Читаем без скачивания Митрополит Антоний Сурожский. Биография в свидетельствах современников - Евгений Святославович Тугаринов
Шрифт:
Интервал:
Закладка:
Мы всегда ходили в церковь, и я помню, как владыка Антоний, тогда еще просто отец Антоний, приехал в Лондон в 1948 году и знакомился со многими русскими, в том числе и с нами. Через год он снова появился в Лондоне, и с этого времени мы стали хорошими знакомыми. Однажды он пришел к нам домой, просто навестить, без особого повода, и очень много смеялся. Он вообще много улыбался и не боялся, а иногда даже старался быть смешным. Я помню, сказала ему тогда, просто и свободно, как маленькие дети обычно говорят, что он совсем не похож на себя в церкви, и он ответил: «Церковь – это совсем другое дело. В церкви надо быть серьезным, а здесь – дома – можно и шутить, и всякие такие вещи себе позволять».
Ксения Павловна Боулби с мужем Роджером. Лондон, 2011 г.
– Что вы помните о близких людях владыки Антония – его маме и бабушке?
– Бабушка владыки была особая. Если бы я не знала ее и встретила на улице, то подумала бы, что она итальянская дама: одета в черное, голова всегда покрыта платком.
О маме владыки можно сказать, что у нее был неповторимый шарм, очарование. Она легко улыбалась, была со всеми очень мила. Но у нее были свои принципы, например, она не любила бороду у мужчин, и владыка Антоний, уже будучи епископом, первое время не носил бороды, потому что его маме это не нравилось. Только когда она умерла, владыка отпустил бороду.
– Его бабушка и мама с кем-то дружили или они жили замкнуто, своим миром?
– Не могу сказать, что они сторонились людей. Нет, они не были замкнутыми. Они жили все втроем при церкви на Аппер-Эддисон-Гарденс, 34, на верхнем этаже. Я там бывала, но не как их приятельница. Мне случалось зайти к ним после службы или до беседы. Они жили очень просто. Помню, в квартире было много книг и очень простая мебель.
Там внизу была большая комната, где проходили беседы и устраивались детские праздники.
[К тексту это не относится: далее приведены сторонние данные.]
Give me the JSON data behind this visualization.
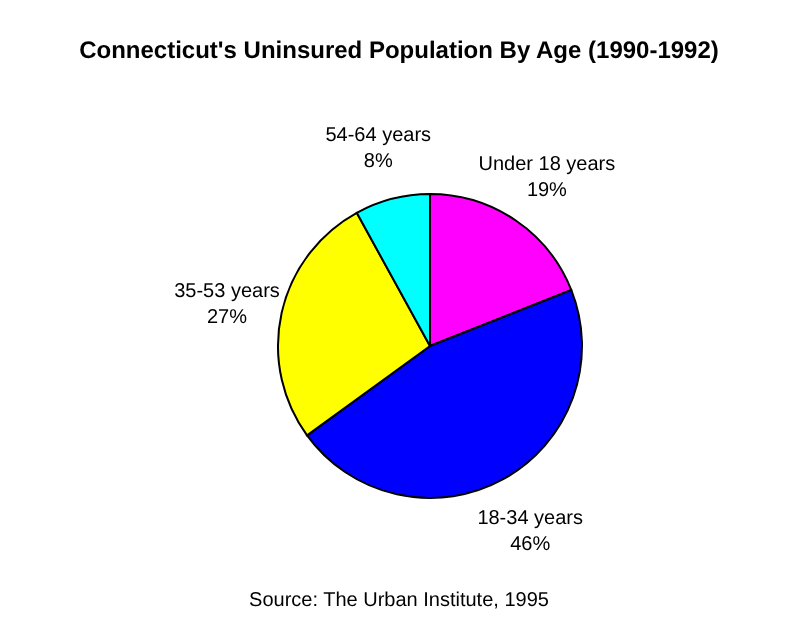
{
  "chart_data": {
    "type": "pie",
    "title": "Connecticut's Uninsured Population By Age (1990-1992)",
    "categories": [
      "Under 18 years",
      "18-34 years",
      "35-53 years",
      "54-64 years"
    ],
    "values": [
      19,
      46,
      27,
      8
    ],
    "value_labels": [
      "19%",
      "46%",
      "27%",
      "8%"
    ],
    "colors": [
      "#ff00ff",
      "#0000ff",
      "#ffff00",
      "#00ffff"
    ],
    "annotations": [
      "Source: The Urban Institute, 1995"
    ]
  }
}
И его бабушка, и мать общались со всеми, никого не избегая, но вот больших общих трапез в праздники, какие бывают сейчас, я не помню. Как я уже говорила, владыка предпочитал сам приходить в гости.
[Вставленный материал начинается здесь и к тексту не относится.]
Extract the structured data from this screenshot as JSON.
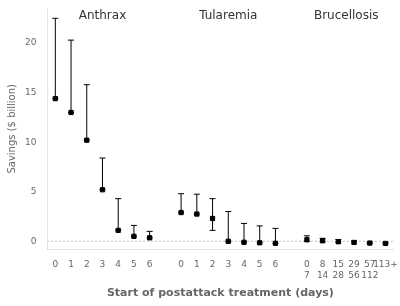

Его мама умерла незадолго до Пасхи в какой-то год[55], а я себе сшила к празднику ярко-красное платье. Все люди после службы подходили к владыке похристосоваться, я тоже подошла к нему, и он сказал, глядя на мое платье: «Воистину Пасха красная!» Меня очень тронули его слова, тем более что я знала о том, что его мама умерла совсем недавно.
– Что еще сохранилось в ваших детских впечатлениях о владыке?
– Я хорошо помню ощущение его тяжелой руки на моем плече, когда я ребенком исповедовалась у него, он не давил, конечно, но под весом его руки я сгибалась. Владыка не был строг на исповеди, сравнительно мало говорил сам, и я была потом очень удивлена исповедью в лагере во Франции, где священники говорили очень много. Владыка Антоний просил не рассказывать ему про то, как я потянула кота за хвост или что-то в этом роде, он не хотел слышать это от меня и ждал более серьезного разговора. Например, как я обхожусь со своими младшими братьями Севостьяном и Андреем, причем его мало интересовал сам факт ссоры, если таковая случалась, но он хотел услышать о моих чувствах в тот момент, переживала ли я что-нибудь или нет? Теперь я знаю, что он хотел от меня тогда услышать, – что мне было очень стыдно.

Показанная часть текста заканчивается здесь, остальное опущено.